Irreverence and the Sacred
Critical Studies in the History of Religions
Edited by Hugh Urban and Greg Johnson
Author Information
Hugh B. Urban is a professor of religious studies and South Asian studies in the Department of Comparative Studies at Ohio State University. He is the author of nine books, including The Church of Scientology: A History of a New Religion (2011) and Zorba the Buddha: Sex, Spirituality and Capitalism in the Global Osho Movement (2016).
Greg Johnson is Associate Professor of Religious Studies and Director of the Center for Native American and Indigenous Studies at the University of Colorado, Boulder. He is the author of Sacred Claims: Repatriation and Living Tradition and co-editor of Handbook of Indigenous Religion(s) (2017).
Contributors:
Stefan Arvidsson is a professor in the Study of Religions at Linnaeus University. He is the author of several books, including Aryan Idols: Indo-European Mythology as Ideology and Science (2006).
Claude Calame is Directeur d'Études at the École des Hautes Études en Sciences Sociales in Paris. He is the author of numerous books, including Greek Mythology: Poetics, Pragmatics and Fiction (English translation, 2009).
Wendy Doniger is the Mircea Eliade Distinguished Service Professor in the History of Religions at the University of Chicago. She is the author of more than forty books, including, most recently, The Hindus: An Alternative History (2010), On Hinduism (2014), Redeeming the Kamasutra (2016), and The Ring of Truth (2017).
Kelly E. Hayes is an associate professor of Religious Studies at Indiana University-Purdue University Indianapolis. She is the author of Holy Harlots: Femininity, Sexuality, and Black Magic in Brazil (2011).
Greg Johnson is an associate professor of Religious Studies at the University of Colorado. Boulder. He is the author of Sacred Claims: Repatriation and Living Tradition (2007).
Jean Kellens is an Honorary Professor at the Collège de France. He is the author of numerous works on Indo-Iranian languages and religions, including Zarathustra and Zoroastrianism (2000).
Bruce Lincoln is the Caroline E. Haskell Distinguished Service Professor Emeritus of the History of Religions at the University of Chicago. He is the author of numerous books, including, most recently, Between History and Myth: Stories of Harald Fairhair and the Founding of the State (2014), Discourse and the Construction of Society: Comparative Studies of Myth, Ritual, and Classification, 2nd Ed. (2014), and Politique du paradis: Religion et empire en Perse achéménide (2015).
Russell McCutcheon is a professor and chair of the Department of Religious Studies at the University of Alabama. He is the author of numerous books, including Manufacturing Religion: The Discourse on Sui Generis Religion and the Politics of Nostalgia (1997) and Entanglements: Marking Place in the Field of Religion (2014).
Nicolas Meylan is a lecturer in the Institut Religions, Cultures, Modernité at the University of Lausanne and in the Faculty of Letters at the Université de Genève. He is the author of the forthcoming How to Deal with Kings: Discourses of Magic in Medieval Icelandic Polemics against the Kings in Norway.

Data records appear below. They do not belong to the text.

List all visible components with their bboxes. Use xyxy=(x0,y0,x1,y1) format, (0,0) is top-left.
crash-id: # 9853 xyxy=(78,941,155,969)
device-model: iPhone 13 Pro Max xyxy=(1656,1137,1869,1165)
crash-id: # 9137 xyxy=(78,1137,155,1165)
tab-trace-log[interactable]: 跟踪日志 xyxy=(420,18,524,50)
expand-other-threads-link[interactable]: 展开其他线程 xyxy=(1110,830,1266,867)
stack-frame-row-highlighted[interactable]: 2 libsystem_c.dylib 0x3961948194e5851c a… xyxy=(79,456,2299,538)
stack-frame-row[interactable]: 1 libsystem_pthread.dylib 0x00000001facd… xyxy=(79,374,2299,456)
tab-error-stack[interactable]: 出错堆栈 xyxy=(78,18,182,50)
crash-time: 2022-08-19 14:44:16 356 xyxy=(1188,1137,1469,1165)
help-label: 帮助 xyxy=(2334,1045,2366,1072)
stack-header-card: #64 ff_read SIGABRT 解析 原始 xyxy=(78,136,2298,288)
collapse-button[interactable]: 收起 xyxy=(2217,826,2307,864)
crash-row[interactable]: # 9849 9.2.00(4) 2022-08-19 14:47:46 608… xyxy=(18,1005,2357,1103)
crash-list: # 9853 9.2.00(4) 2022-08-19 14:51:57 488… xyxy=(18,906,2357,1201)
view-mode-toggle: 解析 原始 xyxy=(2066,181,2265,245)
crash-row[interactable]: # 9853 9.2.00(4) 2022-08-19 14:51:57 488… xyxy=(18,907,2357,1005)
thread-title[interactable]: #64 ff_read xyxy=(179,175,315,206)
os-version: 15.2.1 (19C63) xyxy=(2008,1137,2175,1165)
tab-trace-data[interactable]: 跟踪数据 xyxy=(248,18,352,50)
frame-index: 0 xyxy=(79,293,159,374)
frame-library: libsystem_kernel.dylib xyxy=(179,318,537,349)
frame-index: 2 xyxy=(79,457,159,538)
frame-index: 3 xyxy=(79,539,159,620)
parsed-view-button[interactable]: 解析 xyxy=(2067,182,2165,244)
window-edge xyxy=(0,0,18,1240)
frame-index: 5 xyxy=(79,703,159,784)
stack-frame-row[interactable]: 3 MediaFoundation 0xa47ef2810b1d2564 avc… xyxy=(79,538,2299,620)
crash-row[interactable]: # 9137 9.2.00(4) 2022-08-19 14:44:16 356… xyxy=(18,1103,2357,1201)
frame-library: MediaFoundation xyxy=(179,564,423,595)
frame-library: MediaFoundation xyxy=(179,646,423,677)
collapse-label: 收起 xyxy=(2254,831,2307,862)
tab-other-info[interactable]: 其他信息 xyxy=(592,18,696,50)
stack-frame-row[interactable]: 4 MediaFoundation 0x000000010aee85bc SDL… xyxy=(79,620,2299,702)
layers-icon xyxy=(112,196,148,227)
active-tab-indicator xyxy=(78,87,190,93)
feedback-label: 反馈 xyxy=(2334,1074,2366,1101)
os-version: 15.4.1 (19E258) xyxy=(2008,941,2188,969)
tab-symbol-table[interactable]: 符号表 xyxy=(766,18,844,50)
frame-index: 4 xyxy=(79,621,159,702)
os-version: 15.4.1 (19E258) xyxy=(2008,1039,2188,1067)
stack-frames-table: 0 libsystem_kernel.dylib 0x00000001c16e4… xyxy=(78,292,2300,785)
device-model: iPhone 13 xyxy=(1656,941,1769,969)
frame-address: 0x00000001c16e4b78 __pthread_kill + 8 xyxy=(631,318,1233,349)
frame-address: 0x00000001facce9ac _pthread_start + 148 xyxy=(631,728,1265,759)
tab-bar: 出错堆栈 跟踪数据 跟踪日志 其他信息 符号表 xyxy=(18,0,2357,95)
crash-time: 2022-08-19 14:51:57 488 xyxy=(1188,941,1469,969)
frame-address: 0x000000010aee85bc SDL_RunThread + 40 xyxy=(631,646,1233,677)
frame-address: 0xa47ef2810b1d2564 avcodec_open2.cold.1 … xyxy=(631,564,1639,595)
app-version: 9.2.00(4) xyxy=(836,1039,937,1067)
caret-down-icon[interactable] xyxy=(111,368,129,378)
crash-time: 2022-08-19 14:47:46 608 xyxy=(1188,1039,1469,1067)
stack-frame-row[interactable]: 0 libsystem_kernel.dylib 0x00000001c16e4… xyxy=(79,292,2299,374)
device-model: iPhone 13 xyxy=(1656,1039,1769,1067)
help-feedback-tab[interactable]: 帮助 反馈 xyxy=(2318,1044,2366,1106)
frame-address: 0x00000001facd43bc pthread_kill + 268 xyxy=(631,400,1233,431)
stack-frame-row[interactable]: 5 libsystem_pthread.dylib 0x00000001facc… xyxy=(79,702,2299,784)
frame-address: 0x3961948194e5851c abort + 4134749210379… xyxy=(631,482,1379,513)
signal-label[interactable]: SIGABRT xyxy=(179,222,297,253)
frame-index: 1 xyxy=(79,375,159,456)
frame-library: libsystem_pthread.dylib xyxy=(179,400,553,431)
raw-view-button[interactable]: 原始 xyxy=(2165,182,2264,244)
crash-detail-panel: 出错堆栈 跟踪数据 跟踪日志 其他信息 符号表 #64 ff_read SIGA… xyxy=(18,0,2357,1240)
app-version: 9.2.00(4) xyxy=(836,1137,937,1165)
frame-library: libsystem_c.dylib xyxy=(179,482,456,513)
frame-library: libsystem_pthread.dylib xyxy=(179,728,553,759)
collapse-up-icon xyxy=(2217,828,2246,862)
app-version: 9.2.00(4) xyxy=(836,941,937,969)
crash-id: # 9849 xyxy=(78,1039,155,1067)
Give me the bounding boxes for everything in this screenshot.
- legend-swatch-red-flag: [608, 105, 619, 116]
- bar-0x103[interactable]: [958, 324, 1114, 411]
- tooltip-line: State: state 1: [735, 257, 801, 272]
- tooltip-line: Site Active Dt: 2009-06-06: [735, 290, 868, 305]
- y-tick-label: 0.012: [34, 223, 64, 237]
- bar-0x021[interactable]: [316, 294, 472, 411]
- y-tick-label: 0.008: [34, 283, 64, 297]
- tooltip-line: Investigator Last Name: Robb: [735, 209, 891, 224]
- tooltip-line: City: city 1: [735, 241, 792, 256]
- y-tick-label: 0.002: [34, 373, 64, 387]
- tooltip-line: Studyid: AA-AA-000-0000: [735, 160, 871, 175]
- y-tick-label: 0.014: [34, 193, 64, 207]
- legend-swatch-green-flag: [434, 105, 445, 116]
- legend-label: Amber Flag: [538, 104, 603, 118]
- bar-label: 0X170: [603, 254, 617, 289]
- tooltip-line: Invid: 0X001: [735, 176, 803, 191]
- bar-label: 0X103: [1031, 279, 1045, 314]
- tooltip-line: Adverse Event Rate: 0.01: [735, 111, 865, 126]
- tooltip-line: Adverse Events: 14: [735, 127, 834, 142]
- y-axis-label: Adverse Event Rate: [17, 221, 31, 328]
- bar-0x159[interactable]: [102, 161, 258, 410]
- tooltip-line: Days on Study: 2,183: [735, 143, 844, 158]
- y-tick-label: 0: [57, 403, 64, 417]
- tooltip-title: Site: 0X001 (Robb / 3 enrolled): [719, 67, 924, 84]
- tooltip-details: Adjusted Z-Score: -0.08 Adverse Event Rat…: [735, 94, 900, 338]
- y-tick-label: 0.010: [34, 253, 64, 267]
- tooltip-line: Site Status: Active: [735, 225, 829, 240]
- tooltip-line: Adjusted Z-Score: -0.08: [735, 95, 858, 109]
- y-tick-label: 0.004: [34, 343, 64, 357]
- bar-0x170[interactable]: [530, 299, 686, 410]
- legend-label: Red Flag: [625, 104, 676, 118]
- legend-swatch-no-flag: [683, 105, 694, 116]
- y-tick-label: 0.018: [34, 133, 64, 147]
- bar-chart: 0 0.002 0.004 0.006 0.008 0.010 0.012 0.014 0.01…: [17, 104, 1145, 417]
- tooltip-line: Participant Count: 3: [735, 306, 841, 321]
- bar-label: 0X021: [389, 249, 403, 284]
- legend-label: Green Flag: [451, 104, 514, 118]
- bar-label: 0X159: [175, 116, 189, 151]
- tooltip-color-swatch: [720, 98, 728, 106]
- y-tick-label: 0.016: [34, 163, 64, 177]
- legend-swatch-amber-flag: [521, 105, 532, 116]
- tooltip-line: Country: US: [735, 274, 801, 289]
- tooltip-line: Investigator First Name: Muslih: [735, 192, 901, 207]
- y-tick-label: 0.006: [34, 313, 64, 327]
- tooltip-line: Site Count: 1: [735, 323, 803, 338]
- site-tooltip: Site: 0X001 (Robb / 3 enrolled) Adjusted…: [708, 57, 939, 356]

S. Romi Mukherjee is an assistant professor at the Sciences Po-Paris. He is the author of Durkheim and Violence (2010).
Stefanie von Schnurbein is a professor of Modern Scandinavian Literatures at the Nordeuropa Institute, Humboldt Universität. She is the author of numerous works, including Religions als Kulturkritik: Neugermanisches Heidentum im 20. Jahrhundert (1992).
Ivan Strenski is Holstein Family and Community Professor of Religious Studies. He is the author of several books, including Why Politics Can't be Freed from Religion and The New Durkheim: Essays on Philosophy, Religious Identity, and the Politics of Knowledge.
Kathleen Self is an associate professor of Religious Studies at St. Lawrence University. Her research focuses on conversion in the Middle Ages, in particular the conversion of Iceland to Christianity.
Hugh B. Urban is a professor of Religious Studies and South Asian Studies at Ohio State University. He is the author of several books, including Tantra: Sex, Secrecy, Politics and Power in the Study of Religion (2003) and The Church of Scientology: A History of a New Religion (2011).
Kevin Wanner is acting chair and a professor in the Department of Comparative Religion at Western Michigan University.